In each case, our undercover producer told recruiters that he was been put on Zoloft by a physician for depression. Asked whether he could function without it, he said he wasn't sure.
And there, inside those Army recruiting stations, we got the same advice described by Private Mallard's family.
"You go down there and start disclaiming everything to the doctor, he's going to disqualify you," a recruiter in Murfreesboro, Tenn., tells us.
"Is that something I have to disclose? Be better to get a letter from a doctor or whatever," we ask a recruiter in Madison, Tenn.
"Well, not necessarily," he replies.
A recruiter in Antioch, Tenn., says, "If they asked you if you're taking anything and you said no, then so be it."
We showed our undercover video to Lt. Col. Brewington.
"It appears here that I have a few recruiters whose actions let the whole organization down," he says.
Over and over, the recruiters tell us that it's OK to lie. (Watch the videos.)
"It all depends on you," the Murfreesboro recruiter says. "It's like if you want to say, don't ask, don't tell. Almost like the gay act that we got, you know, don't ask, don't tell. You don't tell them."
That's despite a warning on the Army's medical screening forms about "severe penalties -- up to five years confinement ... to anyone making a false statement."
"Is that serious?" Williams asks Brewington.
"Yes, sir," he replies.
"The recruiters don't seem to take it too seriously."
"Again, sir, again, the actions that we observed is absolutely not the behavior that we expect."
In Antioch, the same recruiting station where Jay Mallard got his advice, this recruiter confides about another young man who they knew had to sneak medications into boot camp.
"You are going to have to keep it on you, you know," she whispers.
"This guy put it in his underwear, put it in a baggie and had it in his underwear. You know what I'm saying."
Williams asks Brewington, "One of the Army's core values is honor?"
"Correct," he replies.
"Is this honorable conduct?"
"It is not."
As a result, the colonel promises what he says will be a full investigation of the recruiters we caught on camera -- but an investigation that for Private Mallard's family may not go far enough.
"Does what you've seen here cause you to question the investigation into how Private Mallard was recruited?" Williams asks Brewington.
"Absolutely not," the lieutenant colonel answers.
"It doesn't?"
"It does not."
John Mallard asks, "What else are they telling them to lie about?"
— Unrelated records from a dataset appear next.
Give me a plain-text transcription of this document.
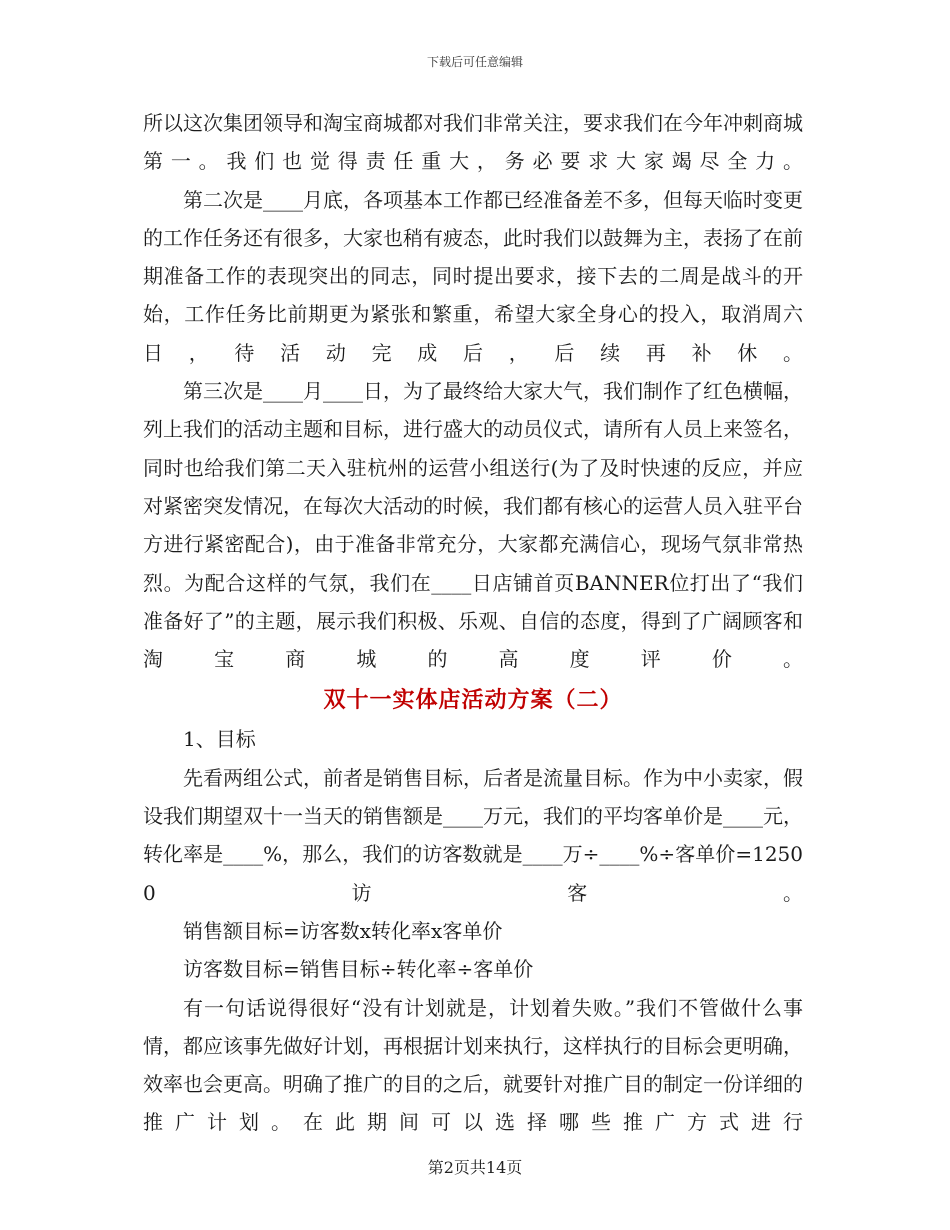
下载后可任意编辑

所以这次集团领导和淘宝商城都对我们非常关注，要求我们在今年冲刺商城第一。我们也觉得责任重大，务必要求大家竭尽全力。

第二次是____月底，各项基本工作都已经准备差不多，但每天临时变更的工作任务还有很多，大家也稍有疲态，此时我们以鼓舞为主，表扬了在前期准备工作的表现突出的同志，同时提出要求，接下去的二周是战斗的开始，工作任务比前期更为紧张和繁重，希望大家全身心的投入，取消周六日，待活动完成后，后续再补休。

第三次是____月____日，为了最终给大家大气，我们制作了红色横幅，列上我们的活动主题和目标，进行盛大的动员仪式，请所有人员上来签名，同时也给我们第二天入驻杭州的运营小组送行(为了及时快速的反应，并应对紧密突发情况，在每次大活动的时候，我们都有核心的运营人员入驻平台方进行紧密配合)，由于准备非常充分，大家都充满信心，现场气氛非常热烈。为配合这样的气氛，我们在____日店铺首页BANNER位打出了“我们准备好了”的主题，展示我们积极、乐观、自信的态度，得到了广阔顾客和淘宝商城的高度评价。

双十一实体店活动方案（二）

1、目标

先看两组公式，前者是销售目标，后者是流量目标。作为中小卖家，假设我们期望双十一当天的销售额是____万元，我们的平均客单价是____元，转化率是____%，那么，我们的访客数就是____万÷____%÷客单价=12500访客。

销售额目标=访客数x转化率x客单价

访客数目标=销售目标÷转化率÷客单价

有一句话说得很好“没有计划就是，计划着失败。”我们不管做什么事情，都应该事先做好计划，再根据计划来执行，这样执行的目标会更明确，效率也会更高。明确了推广的目的之后，就要针对推广目的制定一份详细的推广计划。在此期间可以选择哪些推广方式进行

第2页共14页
While the Mallards say the folks who recruited their son may not give his death a second thought, they know he gave all that one Army recruiter asked that he give -- which ended up being everything.
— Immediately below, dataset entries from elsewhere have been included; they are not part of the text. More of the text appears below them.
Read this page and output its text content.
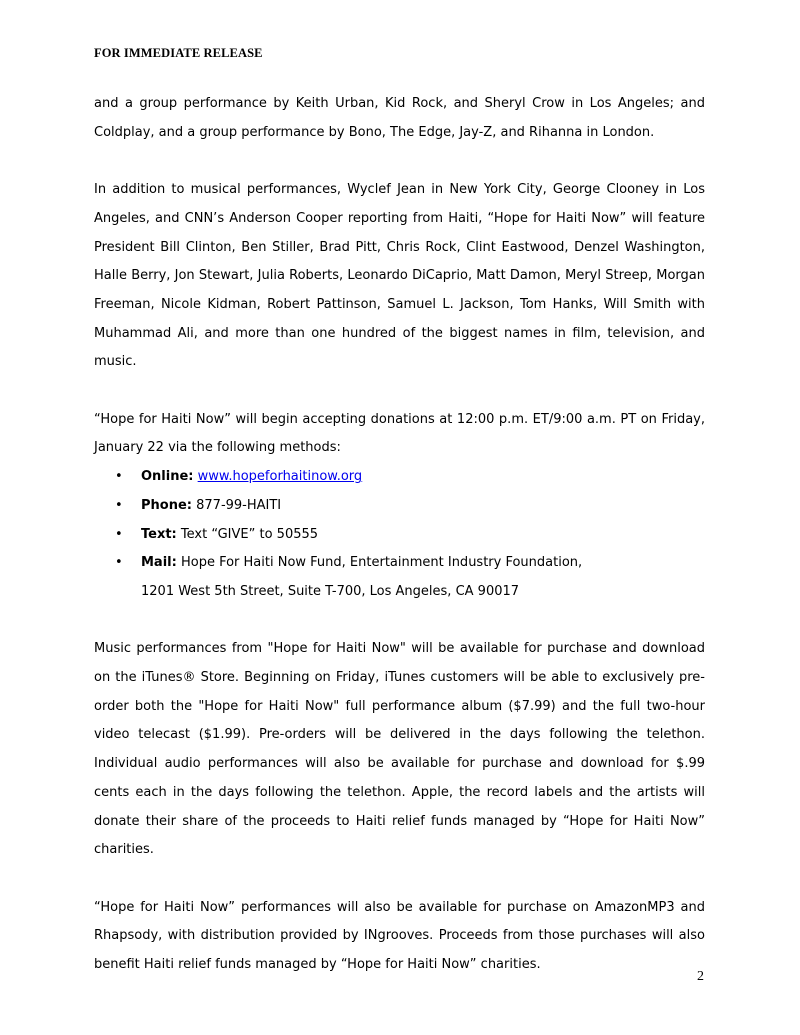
FOR IMMEDIATE RELEASE

and a group performance by Keith Urban, Kid Rock, and Sheryl Crow in Los Angeles; and Coldplay, and a group performance by Bono, The Edge, Jay-Z, and Rihanna in London.

In addition to musical performances, Wyclef Jean in New York City, George Clooney in Los Angeles, and CNN’s Anderson Cooper reporting from Haiti, “Hope for Haiti Now” will feature President Bill Clinton, Ben Stiller, Brad Pitt, Chris Rock, Clint Eastwood, Denzel Washington, Halle Berry, Jon Stewart, Julia Roberts, Leonardo DiCaprio, Matt Damon, Meryl Streep, Morgan Freeman, Nicole Kidman, Robert Pattinson, Samuel L. Jackson, Tom Hanks, Will Smith with Muhammad Ali, and more than one hundred of the biggest names in film, television, and music.

“Hope for Haiti Now” will begin accepting donations at 12:00 p.m. ET/9:00 a.m. PT on Friday, January 22 via the following methods:

• Online: www.hopeforhaitinow.org
• Phone: 877-99-HAITI
• Text: Text “GIVE” to 50555
• Mail: Hope For Haiti Now Fund, Entertainment Industry Foundation,
1201 West 5th Street, Suite T-700, Los Angeles, CA 90017

Music performances from "Hope for Haiti Now" will be available for purchase and download on the iTunes® Store. Beginning on Friday, iTunes customers will be able to exclusively pre-order both the "Hope for Haiti Now" full performance album ($7.99) and the full two-hour video telecast ($1.99). Pre-orders will be delivered in the days following the telethon. Individual audio performances will also be available for purchase and download for $.99 cents each in the days following the telethon. Apple, the record labels and the artists will donate their share of the proceeds to Haiti relief funds managed by “Hope for Haiti Now” charities.

“Hope for Haiti Now” performances will also be available for purchase on AmazonMP3 and Rhapsody, with distribution provided by INgrooves. Proceeds from those purchases will also benefit Haiti relief funds managed by “Hope for Haiti Now” charities.

2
"Our son loved this country -- that's why he went," John adds.
"I hate that he died in basic training. That's not a place for a solider to die. You die defending your country."
Several of Private Mallard's family members say they were interviewed by Army investigators about how Jay was recruited.
But, for some reason, those interviews are not reflected in the final CID report.
Still, they say that if this forces the Army to change its recruiting tactics, they believe Jay will not have died in vain.